According to Betts and Birrell:
The Liberal Party may have little choice but to mount such a campaign because it faces electoral oblivion in 2018 if it does not guard its voter base from challengers from the right. If the Liberals do make such a move, Labor is likely to be a big loser, given that many of its supporters are potentially responsive to such a move.
Liberal strategists would be wise to take note of the stark divide among Labor voters on the issue of immigration, as revealed in the TAPRI survey. 53 percent of non-graduate Labor voters believe immigration should be reduced, compared to a mere 34 percent of Labor voters with a tertiary education. It is conceivable that a significant number of non-graduate Labor voters – the remnants of the party's old working-class Australian base - could switch their vote to Pauline Hanson’s One Nation, the Australian Conservatives or even the Liberals if these parties were successful in making immigration an election issue.

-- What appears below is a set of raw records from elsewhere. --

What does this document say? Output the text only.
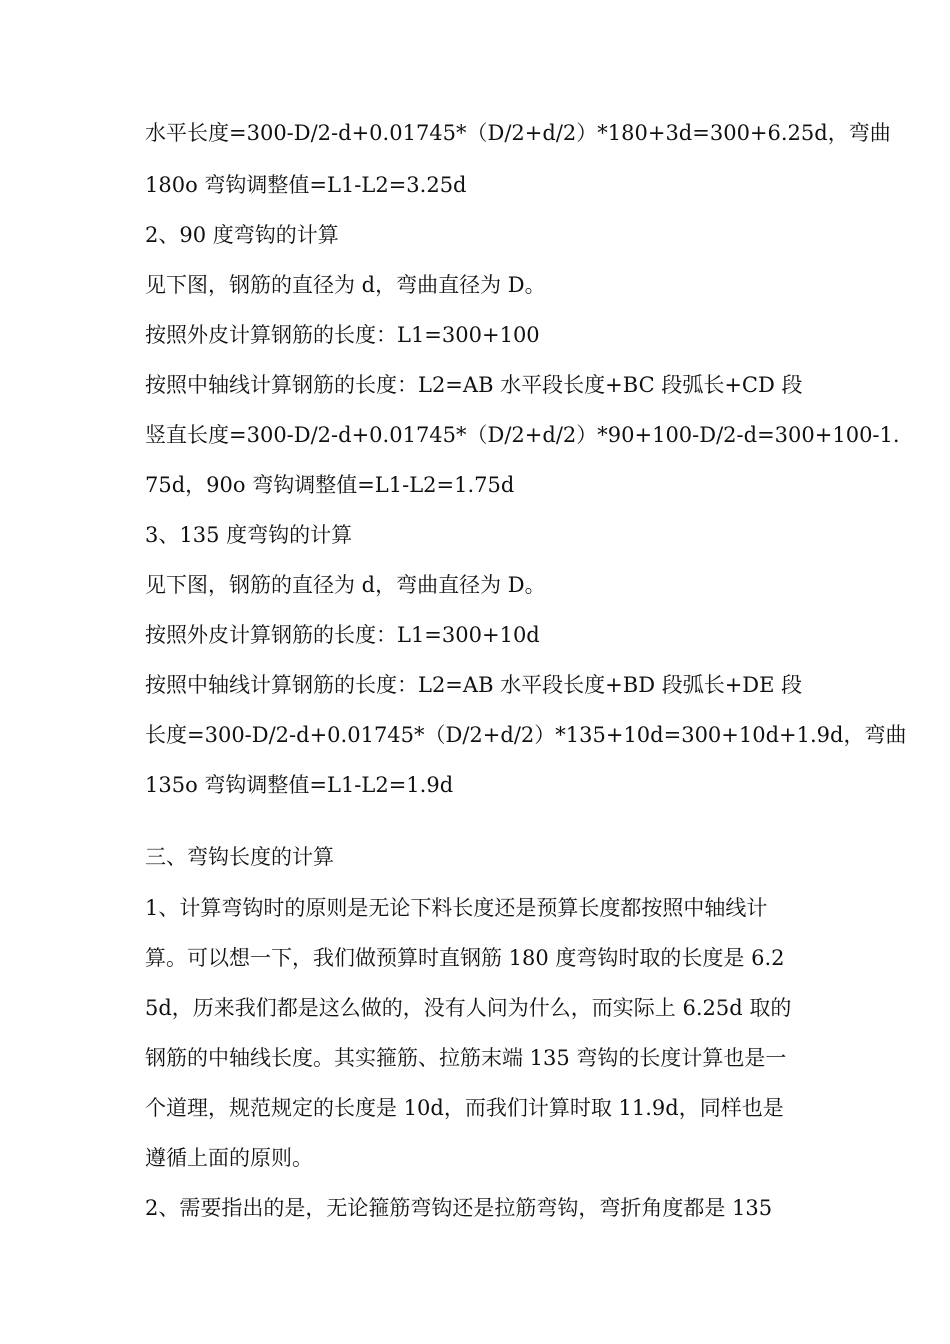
水平长度=300-D/2-d+0.01745*（D/2+d/2）*180+3d=300+6.25d，弯曲
180o 弯钩调整值=L1-L2=3.25d
2、90 度弯钩的计算
见下图，钢筋的直径为 d，弯曲直径为 D。
按照外皮计算钢筋的长度：L1=300+100
按照中轴线计算钢筋的长度：L2=AB 水平段长度+BC 段弧长+CD 段
竖直长度=300-D/2-d+0.01745*（D/2+d/2）*90+100-D/2-d=300+100-1.
75d，90o 弯钩调整值=L1-L2=1.75d
3、135 度弯钩的计算
见下图，钢筋的直径为 d，弯曲直径为 D。
按照外皮计算钢筋的长度：L1=300+10d
按照中轴线计算钢筋的长度：L2=AB 水平段长度+BD 段弧长+DE 段
长度=300-D/2-d+0.01745*（D/2+d/2）*135+10d=300+10d+1.9d，弯曲
135o 弯钩调整值=L1-L2=1.9d
三、弯钩长度的计算
1、计算弯钩时的原则是无论下料长度还是预算长度都按照中轴线计
算。可以想一下，我们做预算时直钢筋 180 度弯钩时取的长度是 6.2
5d，历来我们都是这么做的，没有人问为什么，而实际上 6.25d 取的
钢筋的中轴线长度。其实箍筋、拉筋末端 135 弯钩的长度计算也是一
个道理，规范规定的长度是 10d，而我们计算时取 11.9d，同样也是
遵循上面的原则。
2、需要指出的是，无论箍筋弯钩还是拉筋弯钩，弯折角度都是 135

For the floundering Turnbull government, immigration presents the circuit-breaking issue it desperately needs in 2018. The Liberals could simultaneously wedge Labor, neutralise the One Nation threat, and abate pressure on living standards and social cohesion by slashing permanent and temporary migrant numbers. Absent a change in policy, the Coalition will find it increasingly difficult to justify its high immigration intake in the face of anaemic wage growth, persistently high unemployment and underemployment, chronically unaffordable housing, overloaded infrastructure and services, choking cities, and mounting cultural disruption and tensions.